I can't think of a way to solve this without guessing and checking.
Edit: It is easy to show that all powers of $2$ are such numbers. But are they the only numbers?
 A: What is the definition of "proper divisor" of $n$ ? Like proper subgroup, or proper ideal, I think it can also mean that $1$ and $n$ are not proper. In that case we look for the largest positive integer $n<10000$ with $\sigma(n)=(n-1)+1+n=2n$, hence for a perfect number less that $10^4$. This is $n=8128$.
In case, $\sigma(n)=2n-1$, $n$ is called almost perfect. The only known almost perfect numbers are the powers of $2$. It is not known whether there are others, see the link. So then the answer is, as already remarked, $n=8192$.
A: I get $8192$. This is also $2^{13}$, which I'm sure is significant. I was lazy and programmed it.
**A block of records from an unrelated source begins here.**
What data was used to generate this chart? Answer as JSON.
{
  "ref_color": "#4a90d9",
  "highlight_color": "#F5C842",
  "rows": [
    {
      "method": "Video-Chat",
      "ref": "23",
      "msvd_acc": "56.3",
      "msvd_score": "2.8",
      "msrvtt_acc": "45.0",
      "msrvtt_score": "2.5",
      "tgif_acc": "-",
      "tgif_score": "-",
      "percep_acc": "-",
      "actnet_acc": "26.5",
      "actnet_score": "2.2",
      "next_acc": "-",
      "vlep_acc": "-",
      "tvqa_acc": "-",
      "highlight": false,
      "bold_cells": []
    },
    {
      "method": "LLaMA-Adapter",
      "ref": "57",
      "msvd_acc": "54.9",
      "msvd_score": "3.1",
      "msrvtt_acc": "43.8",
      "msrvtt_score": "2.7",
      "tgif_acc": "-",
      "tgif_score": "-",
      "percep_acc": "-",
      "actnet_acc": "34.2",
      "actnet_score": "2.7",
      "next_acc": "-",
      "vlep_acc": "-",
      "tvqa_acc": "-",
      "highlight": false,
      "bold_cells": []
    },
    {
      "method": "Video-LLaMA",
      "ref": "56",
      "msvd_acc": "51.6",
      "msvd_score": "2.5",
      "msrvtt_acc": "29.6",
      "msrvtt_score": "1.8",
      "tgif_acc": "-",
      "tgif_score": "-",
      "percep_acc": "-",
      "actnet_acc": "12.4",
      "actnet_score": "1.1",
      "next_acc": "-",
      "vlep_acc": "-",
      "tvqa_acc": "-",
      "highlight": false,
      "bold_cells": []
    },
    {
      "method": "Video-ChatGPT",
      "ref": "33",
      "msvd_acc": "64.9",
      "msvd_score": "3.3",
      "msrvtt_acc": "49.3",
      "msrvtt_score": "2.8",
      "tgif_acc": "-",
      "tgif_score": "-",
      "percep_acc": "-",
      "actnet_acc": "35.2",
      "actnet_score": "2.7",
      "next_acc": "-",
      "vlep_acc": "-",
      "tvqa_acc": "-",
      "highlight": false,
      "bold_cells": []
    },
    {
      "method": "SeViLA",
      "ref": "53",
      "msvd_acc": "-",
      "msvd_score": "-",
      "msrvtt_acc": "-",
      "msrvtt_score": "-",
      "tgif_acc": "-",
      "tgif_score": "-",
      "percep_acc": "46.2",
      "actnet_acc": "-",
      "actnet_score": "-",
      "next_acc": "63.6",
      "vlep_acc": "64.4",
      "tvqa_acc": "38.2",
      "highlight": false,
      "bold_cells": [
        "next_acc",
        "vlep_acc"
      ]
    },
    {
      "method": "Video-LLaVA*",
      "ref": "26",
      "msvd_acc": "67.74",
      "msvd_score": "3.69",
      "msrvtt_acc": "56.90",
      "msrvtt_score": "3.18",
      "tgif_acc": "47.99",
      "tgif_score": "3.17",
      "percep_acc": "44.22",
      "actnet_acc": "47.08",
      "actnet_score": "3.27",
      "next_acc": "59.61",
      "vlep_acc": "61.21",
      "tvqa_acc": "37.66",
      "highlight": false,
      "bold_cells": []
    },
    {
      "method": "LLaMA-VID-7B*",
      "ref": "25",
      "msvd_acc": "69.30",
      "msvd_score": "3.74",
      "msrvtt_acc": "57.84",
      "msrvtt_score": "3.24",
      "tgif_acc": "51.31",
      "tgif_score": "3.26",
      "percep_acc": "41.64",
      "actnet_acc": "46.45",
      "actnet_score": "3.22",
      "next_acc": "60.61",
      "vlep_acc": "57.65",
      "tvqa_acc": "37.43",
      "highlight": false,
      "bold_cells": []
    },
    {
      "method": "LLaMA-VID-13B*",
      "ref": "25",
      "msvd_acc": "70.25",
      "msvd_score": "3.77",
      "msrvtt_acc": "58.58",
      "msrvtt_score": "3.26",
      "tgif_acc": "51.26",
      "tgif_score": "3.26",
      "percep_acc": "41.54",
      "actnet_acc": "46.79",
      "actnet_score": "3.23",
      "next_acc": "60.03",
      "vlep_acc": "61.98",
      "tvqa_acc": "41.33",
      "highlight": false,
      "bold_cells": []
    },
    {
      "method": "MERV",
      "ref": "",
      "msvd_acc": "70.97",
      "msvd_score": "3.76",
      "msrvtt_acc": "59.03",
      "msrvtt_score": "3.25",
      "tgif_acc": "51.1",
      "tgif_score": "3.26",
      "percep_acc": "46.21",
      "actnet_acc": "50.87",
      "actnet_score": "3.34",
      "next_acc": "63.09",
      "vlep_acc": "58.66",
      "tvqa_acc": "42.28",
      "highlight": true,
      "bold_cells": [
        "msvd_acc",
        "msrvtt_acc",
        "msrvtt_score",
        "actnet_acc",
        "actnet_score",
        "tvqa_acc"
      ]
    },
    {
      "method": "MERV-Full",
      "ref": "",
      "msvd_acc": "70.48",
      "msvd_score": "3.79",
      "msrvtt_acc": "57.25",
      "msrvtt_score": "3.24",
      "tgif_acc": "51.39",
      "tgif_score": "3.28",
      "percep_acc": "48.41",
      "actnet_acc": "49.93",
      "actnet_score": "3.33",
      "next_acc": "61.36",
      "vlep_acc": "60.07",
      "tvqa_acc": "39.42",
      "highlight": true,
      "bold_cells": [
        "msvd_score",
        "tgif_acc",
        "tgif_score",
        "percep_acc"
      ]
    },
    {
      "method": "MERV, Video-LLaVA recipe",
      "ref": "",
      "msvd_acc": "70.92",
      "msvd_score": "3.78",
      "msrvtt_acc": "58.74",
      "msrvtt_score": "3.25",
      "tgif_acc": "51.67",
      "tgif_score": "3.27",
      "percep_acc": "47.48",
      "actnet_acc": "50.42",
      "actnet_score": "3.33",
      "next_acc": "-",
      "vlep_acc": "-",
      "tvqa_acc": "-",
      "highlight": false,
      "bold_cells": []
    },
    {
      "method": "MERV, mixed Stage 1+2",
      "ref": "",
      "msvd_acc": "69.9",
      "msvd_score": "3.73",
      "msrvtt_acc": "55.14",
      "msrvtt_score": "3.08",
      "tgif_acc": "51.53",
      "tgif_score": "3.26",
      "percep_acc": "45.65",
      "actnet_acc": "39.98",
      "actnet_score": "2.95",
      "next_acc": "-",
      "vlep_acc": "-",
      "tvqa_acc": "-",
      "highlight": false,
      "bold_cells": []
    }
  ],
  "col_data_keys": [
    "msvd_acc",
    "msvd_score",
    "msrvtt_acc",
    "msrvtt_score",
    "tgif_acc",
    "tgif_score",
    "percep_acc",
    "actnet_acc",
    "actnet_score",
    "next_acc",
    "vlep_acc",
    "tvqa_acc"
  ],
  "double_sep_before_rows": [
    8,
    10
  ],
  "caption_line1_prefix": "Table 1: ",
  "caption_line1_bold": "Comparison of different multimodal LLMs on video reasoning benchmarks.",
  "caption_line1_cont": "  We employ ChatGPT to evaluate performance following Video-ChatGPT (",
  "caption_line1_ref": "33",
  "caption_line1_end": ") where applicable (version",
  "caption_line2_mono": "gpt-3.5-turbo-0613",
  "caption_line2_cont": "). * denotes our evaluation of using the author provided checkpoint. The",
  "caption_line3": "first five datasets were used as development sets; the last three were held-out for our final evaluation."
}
Its divisors are 1,2,4,8,16,32,64,128,256,512,1024,2048,4096.
using System;

class Program
{
static void Main()
{

    int result = 9999;

    for (int i = 9999; i >= 1000; i--)
    {
        if (SumOfDivisors(i) == i - 1)
        {
            result = i;
            break;
        }
    }

    Console.WriteLine(result);
    Console.ReadKey();
}

//Sums the proper divisors of n
static int SumOfDivisors(int n)
{
    int sum = 0;
    for (int i = 1; i <= n / 2; i++)
    {
        if (n % i == 0) sum += i;
    }
    return sum;
}
}